I know it for an absolute because you say anyone who advocates that view is a racist, and I’m advocating that view. Since I know I’m not a racist, I can plainly see that your conclusion is false, as much as owning a red honda proves the notion that all hondas are blue false.

To be clear, I think you’re conflating my views with people more extreme than I am. I’m not saying I would be ok with selling contaminated water. I have no problem with the idea of FDA and USDA type organizations existing. Giving people information is always a laudable goal.

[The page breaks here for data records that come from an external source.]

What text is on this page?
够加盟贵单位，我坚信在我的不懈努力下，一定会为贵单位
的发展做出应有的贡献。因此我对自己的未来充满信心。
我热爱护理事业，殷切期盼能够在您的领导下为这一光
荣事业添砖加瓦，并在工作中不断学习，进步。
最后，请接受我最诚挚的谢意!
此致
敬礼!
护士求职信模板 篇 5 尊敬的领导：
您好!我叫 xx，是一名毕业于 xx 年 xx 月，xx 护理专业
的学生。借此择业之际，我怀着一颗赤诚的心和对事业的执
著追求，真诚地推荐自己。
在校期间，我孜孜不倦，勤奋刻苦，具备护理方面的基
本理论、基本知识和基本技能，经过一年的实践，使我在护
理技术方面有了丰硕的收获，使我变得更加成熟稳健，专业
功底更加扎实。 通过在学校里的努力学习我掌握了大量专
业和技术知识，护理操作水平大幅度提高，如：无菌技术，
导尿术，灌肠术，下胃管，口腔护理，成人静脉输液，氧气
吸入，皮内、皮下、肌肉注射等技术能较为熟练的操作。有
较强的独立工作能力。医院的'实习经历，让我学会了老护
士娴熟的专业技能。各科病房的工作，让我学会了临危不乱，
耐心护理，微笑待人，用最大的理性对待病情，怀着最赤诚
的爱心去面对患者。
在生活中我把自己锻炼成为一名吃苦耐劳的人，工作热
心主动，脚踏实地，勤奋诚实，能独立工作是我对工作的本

I’m not one of those types who says “I can figure out which pills to take with my folksy wisdom!” if we had medicines with no regulation whatsoever.

I was just pointing out that the process he described, putting local tap water into bottles and calling it more safe/pure/whatever is fraud, and libertarians don’t like fraud. There have been a lot of claims in this thread that suggest that libertaria would openly encourage con artists - trick anyone anyway you can and you’re good! But libertaria is big on contracts, on good faith dealing. This, along with the Somalia comparisons, make me think that a lot of people here fundamentally understand much about libertarianism.

Personally, by the way, I’m very much a little L libertarian. I don’t subscribe to a lot of what the philosophy emphasizes. Really, I’m mostly someone who wants utmost protection of human rights and the government of the US, particular the federal, to be massively smaller. Libertarian comes closest of the parties to describing my beliefs, but I don’t subscribe wholesale. I even have some beliefs that would have libertarians disown me - for instance, I think a single payer medical system would probably be a significant improvement over the status quo.

And, in practice, it doesn’t work that way with government officials, either. The mayor will pound the podium and vow to Get To the Bottom Of This, and end up blaming some middle manager.

It will usually be forgotten come election time because he did do a hell of a job on fixing those pot holes in front of your house.

If you don’t support free speech for views you despise, you don’t support free speech at all.

Your “principled free speech” stance is just a mask for your hidden racist agenda. I’m onto you.

And if they refused to do so, as was common in the south during Jim Crow, would you send in Federal troops? What authority would you use if no Federal laws were being broken?

I don’t see why a single union needs to have a monopoly. Why couldn’t there be multiple unions negotiating for “market share” within the corporate world the same way corporations fight for market share among consumers.